The following article describes a process you can use to remove large files selectively from the history of code changes stored in your Git repository. This process is most frequently needed if large binary files (movies, images, etc.) have been committed to your code repository, and need to be removed.
Get ready
For starters, follow these commands to clone a "mirror" version of your site's code repository to your local machine. This will give you a "bare" version of the repository that contains the entire history of all refs, branches and tags since its inception. This information contains everything that we'll need to create a backup of your repository, and to clean and replace the existing repository:
git clone --mirror git-user@git-url.example.com:my-repo-name.git
git --git-dir=my-repo-name.git remote update
Back up your repository
Next we'll create an archive of your repo's current state using git-bundle (included with git). In the event that you need to revert the cleanup steps you're about to take, you can use this archive to do just that.
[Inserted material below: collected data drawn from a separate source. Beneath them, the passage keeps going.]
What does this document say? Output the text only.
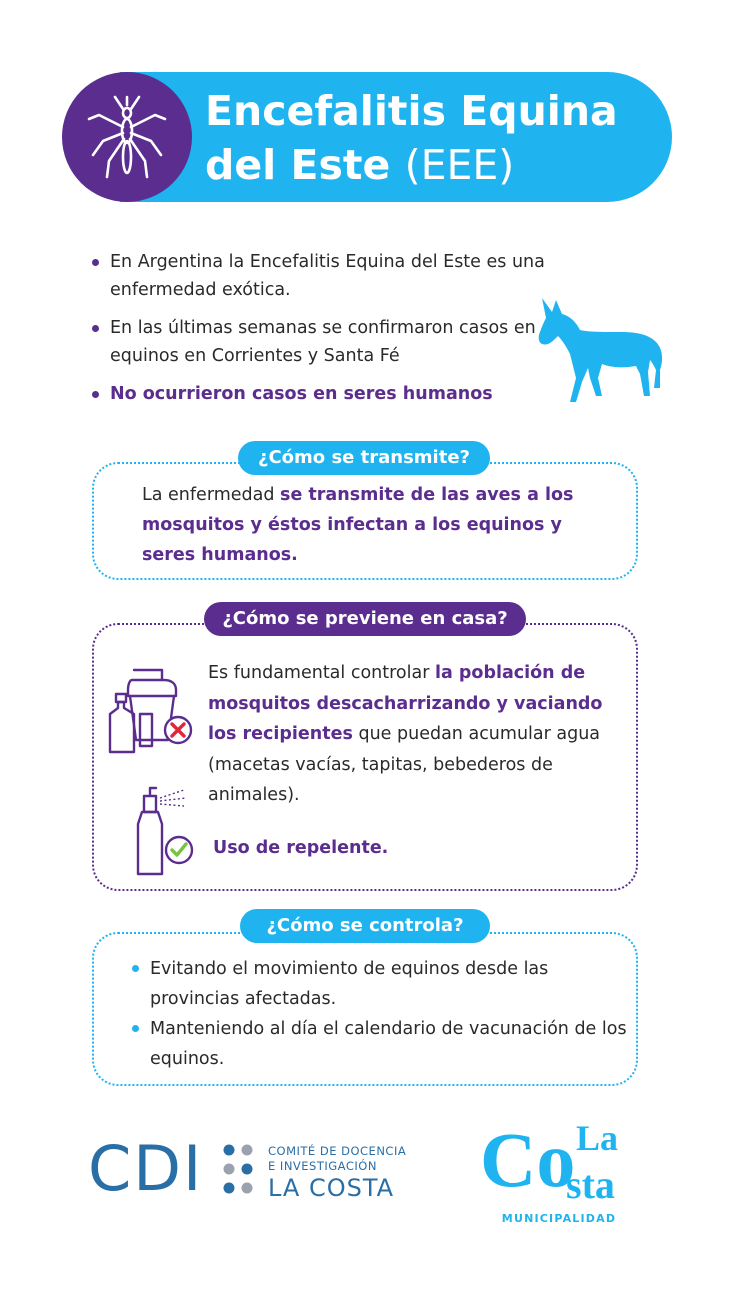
Encefalitis Equina
del Este (EEE)
En Argentina la Encefalitis Equina del Este es una enfermedad exótica.
En las últimas semanas se confirmaron casos en equinos en Corrientes y Santa Fé
No ocurrieron casos en seres humanos
¿Cómo se transmite?
La enfermedad se transmite de las aves a los mosquitos y éstos infectan a los equinos y seres humanos.
¿Cómo se previene en casa?
Es fundamental controlar la población de mosquitos descacharrizando y vaciando los recipientes que puedan acumular agua (macetas vacías, tapitas, bebederos de animales).
Uso de repelente.
¿Cómo se controla?
Evitando el movimiento de equinos desde las provincias afectadas.
Manteniendo al día el calendario de vacunación de los equinos.
CDI	COMITÉ DE DOCENCIA
E INVESTIGACIÓN
LA COSTA Co La
sta
MUNICIPALIDAD
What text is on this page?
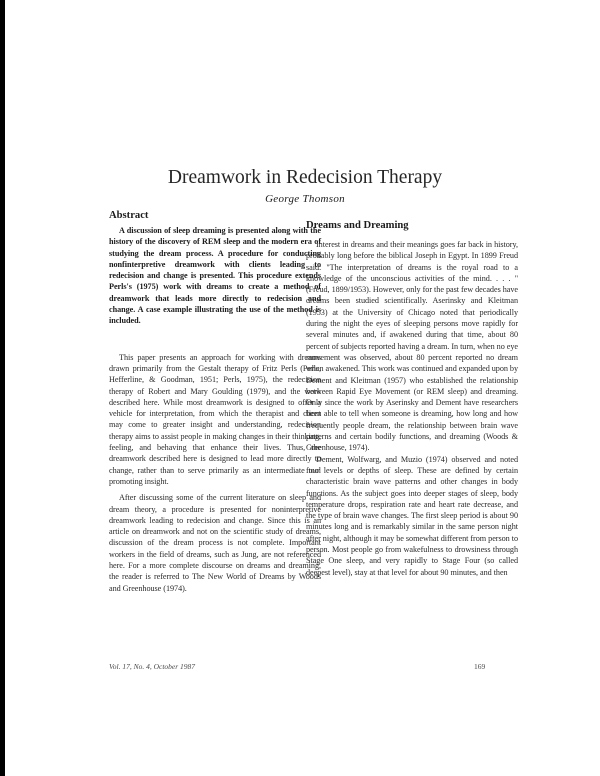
Dreamwork in Redecision Therapy

George Thomson

Abstract

A discussion of sleep dreaming is presented along with the history of the discovery of REM sleep and the modern era of studying the dream process. A procedure for conducting nonfinterpretive dreamwork with clients leading to redecision and change is presented. This procedure extends Perls's (1975) work with dreams to create a method of dreamwork that leads more directly to redecision and change. A case example illustrating the use of the method is included.

This paper presents an approach for working with dreams drawn primarily from the Gestalt therapy of Fritz Perls (Perls, Hefferline, & Goodman, 1951; Perls, 1975), the redecision therapy of Robert and Mary Goulding (1979), and the work described here. While most dreamwork is designed to offer a vehicle for interpretation, from which the therapist and client may come to greater insight and understanding, redecision therapy aims to assist people in making changes in their thinking, feeling, and behaving that enhance their lives. Thus, the dreamwork described here is designed to lead more directly to change, rather than to serve primarily as an intermediate tool promoting insight.

After discussing some of the current literature on sleep and dream theory, a procedure is presented for noninterpretive dreamwork leading to redecision and change. Since this is an article on dreamwork and not on the scientific study of dreams, discussion of the dream process is not complete. Important workers in the field of dreams, such as Jung, are not referenced here. For a more complete discourse on dreams and dreaming, the reader is referred to The New World of Dreams by Woods and Greenhouse (1974).

Dreams and Dreaming

Interest in dreams and their meanings goes far back in history, probably long before the biblical Joseph in Egypt. In 1899 Freud said: "The interpretation of dreams is the royal road to a knowledge of the unconscious activities of the mind. . . . " (Freud, 1899/1953). However, only for the past few decades have dreams been studied scientifically. Aserinsky and Kleitman (1953) at the University of Chicago noted that periodically during the night the eyes of sleeping persons move rapidly for several minutes and, if awakened during that time, about 80 percent of subjects reported having a dream. In turn, when no eye movement was observed, about 80 percent reported no dream when awakened. This work was continued and expanded upon by Dement and Kleitman (1957) who established the relationship between Rapid Eye Movement (or REM sleep) and dreaming. Only since the work by Aserinsky and Dement have researchers been able to tell when someone is dreaming, how long and how frequently people dream, the relationship between brain wave patterns and certain bodily functions, and dreaming (Woods & Greenhouse, 1974).

Dement, Wolfwarg, and Muzio (1974) observed and noted four levels or depths of sleep. These are defined by certain characteristic brain wave patterns and other changes in body functions. As the subject goes into deeper stages of sleep, body temperature drops, respiration rate and heart rate decrease, and the type of brain wave changes. The first sleep period is about 90 minutes long and is remarkably similar in the same person night after night, although it may be somewhat different from person to person. Most people go from wakefulness to drowsiness through Stage One sleep, and very rapidly to Stage Four (so called deepest level), stay at that level for about 90 minutes, and then

Vol. 17, No. 4, October 1987	169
To create the archive run the following command:
git --git-dir=my-repo-name.git bundle create my-repo-name.bdl --all
To verify the archive, ensuring that it contains a complete history of your repository, run the following command:
git bundle verify my-repo-name.bdl
To restore the archive to a directory called my-repo-name in the event of an emergency, run the following command:
git clone my-repo-name.bdl my-repo-name
Now that you've got your backup bundle, store that in a safe place, and let's move on to cleaning up your repo.
Shrink your repository with BFG repo cleaner
The BFG repo cleaner is a Java app designed to intelligently clean large files from your repository's history. It's a relatively fast and powerful tool, and documented very well at the aforementioned link. You can follow a process like the one described below to selectively remove large files from your Git history using this tool:
- Download the cleaner app by clicking the "Download" button at the link above, or download it directly from its project page on GitHubRun the BFG repo cleaner tool on your repository. This command can be run with may options which prune files based on various criteria. For example, the command below analyzes and cleans files larger than 50 MB from your repository:
java -jar /path/to/bfg.jar --strip-blobs-bigger-than 50M my-repo-name.git
git --git-dir=my-repo-name.git reflog expire --expire=now --all && git --git-dir=my-repo-name.git gc --prune=now --aggressive
- You can repeat steps 2 and 3 multiple times, running the BFG cleaner with different options to whittle down the size of this repo. Use the following command to check its adjusted size as you continue working:
du -d 1 -h my-repo-name.git
Push and propagate the cleaned repository
Finally, when you're satisfied with the size of the repository, push it back up to the remote server with the following command:
git --git-dir=my-repo-name.git push
Once this is done, everyone working on your project should delete their local repositories, and clone down your updated one, to avoid someone accidentally re-introducing the once-removed "dirty" refs back into your repository by mistake.